I lost my mom to medical malpractice 8 years ago..she was only 58 years old. Not a day goes by when I don't blame myself for her death...had I been "super nurse" I felt I should have been able to stop that. This is something I"m working on in my own life. And it's hard. Her death was sudden, we thought she had turned the corner...well, she had,just not the corner we wanted. Long story longer, take care of yourself and treasure this precious time with your mom. Hugs to you as you continue on this journey. And hey, if you ever need to vent, drop me an email. I've got big shoulders and don't mind at all.

following the previous poster enquiry ive trawled though your posts are us in OZ?

it may be you have to become a very vocal relative to get your mum what she wants we all know it works.
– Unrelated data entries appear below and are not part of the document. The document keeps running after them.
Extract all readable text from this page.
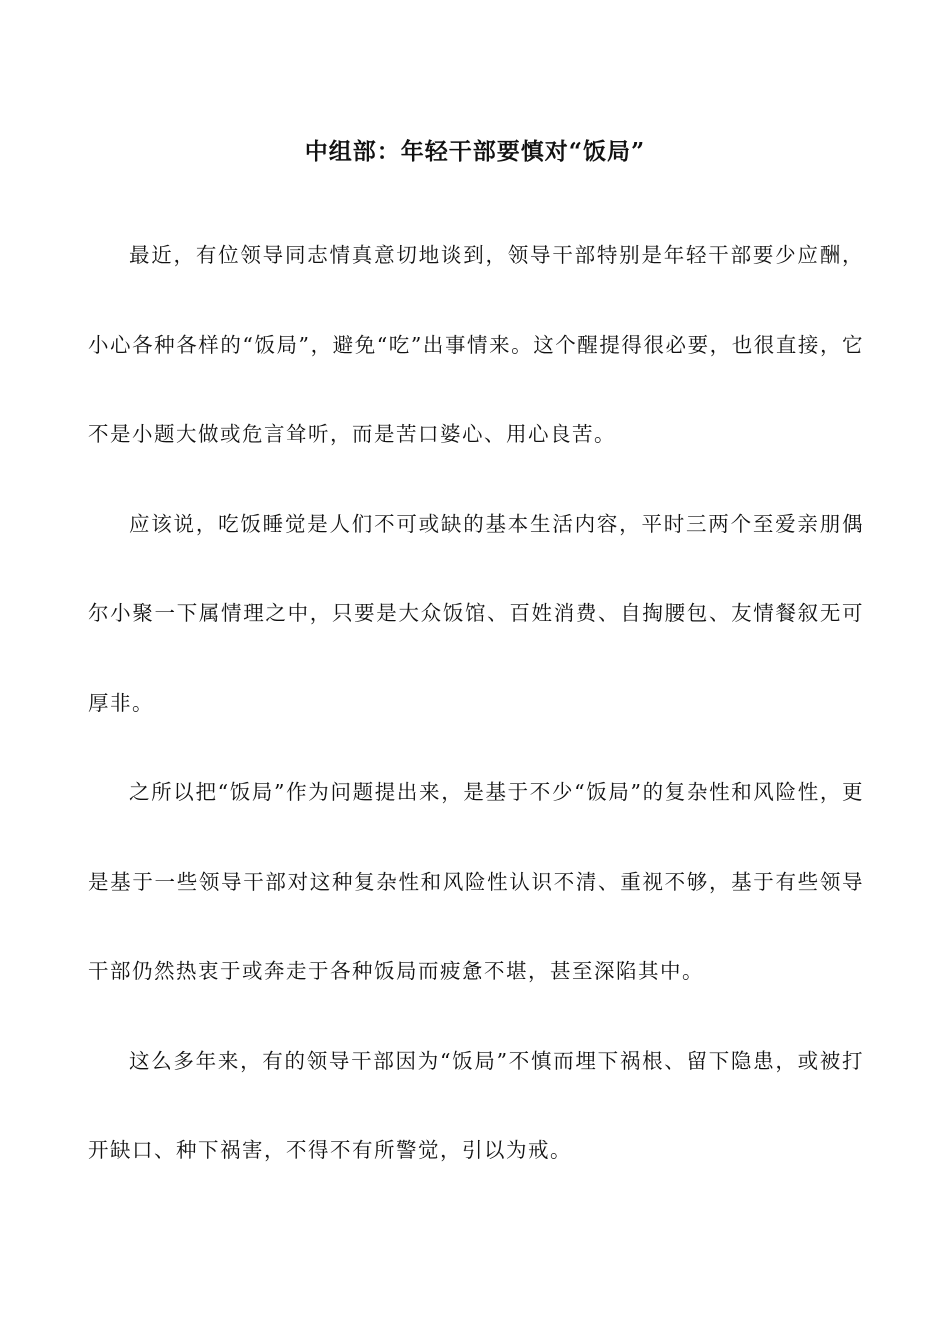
中组部：年轻干部要慎对“饭局”

最近，有位领导同志情真意切地谈到，领导干部特别是年轻干部要少应酬，小心各种各样的“饭局”，避免“吃”出事情来。这个醒提得很必要，也很直接，它不是小题大做或危言耸听，而是苦口婆心、用心良苦。

应该说，吃饭睡觉是人们不可或缺的基本生活内容，平时三两个至爱亲朋偶尔小聚一下属情理之中，只要是大众饭馆、百姓消费、自掏腰包、友情餐叙无可厚非。

之所以把“饭局”作为问题提出来，是基于不少“饭局”的复杂性和风险性，更是基于一些领导干部对这种复杂性和风险性认识不清、重视不够，基于有些领导干部仍然热衷于或奔走于各种饭局而疲惫不堪，甚至深陷其中。

这么多年来，有的领导干部因为“饭局”不慎而埋下祸根、留下隐患，或被打开缺口、种下祸害，不得不有所警觉，引以为戒。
We know it hard to time mange at times do med have a 2 hr window which isn't bad. ive had pt not pain medicated (doses not given)and i feel annoyed as they are so vulnerable god only knows if that was my mum/dad.

Do you have macmillan nurses there that review symptom management, they can get act as advocate for pt with nursing staff.

Specializes in MICU, neuro, orthotrauma.

I think 70+ minutes is too long to wait for pain medication, but if a nurse has seven patients all with medications due at the same time, it's difficult to get there on time. It sounds like she might need better prioritization, but then again, I wasn;t there and don't know what else was happening.

That said, nothing excuses nasty attitudes. I learned that long ago.

My brother was in a coma for seven years. He spent three years in a hospital and then the other four in two different nursing homes. The quality of treatment that he received was horrible! I made a surprise visit the day before he passed away to find that his oxygen had been off for over 48 hours, his feeding tube was not hooked up properly and he had not been turned in two days. He was burning up with a fever and there were no nurses to be found. When I finally located someone, she was extremely rude and told me that I didn't know what I was talking about!

I decided to go into nursing because I swore that I would be a better nurse. I, too, have had the unfortunate need to stay in hospitals.. the nurses seem to think that they are doing the patient some kind of favor by doing their job! I now keep tabs on what nurse is working if I have friends or relatives in the hospital.. it's absolutely ridiculous!!! Especially when I am sure that there are nurses looking for employment that would provide proper care for patients.

Where is compassion, understanding, etc.., these are not qualities of a nurse, but qualitites of a decent human being!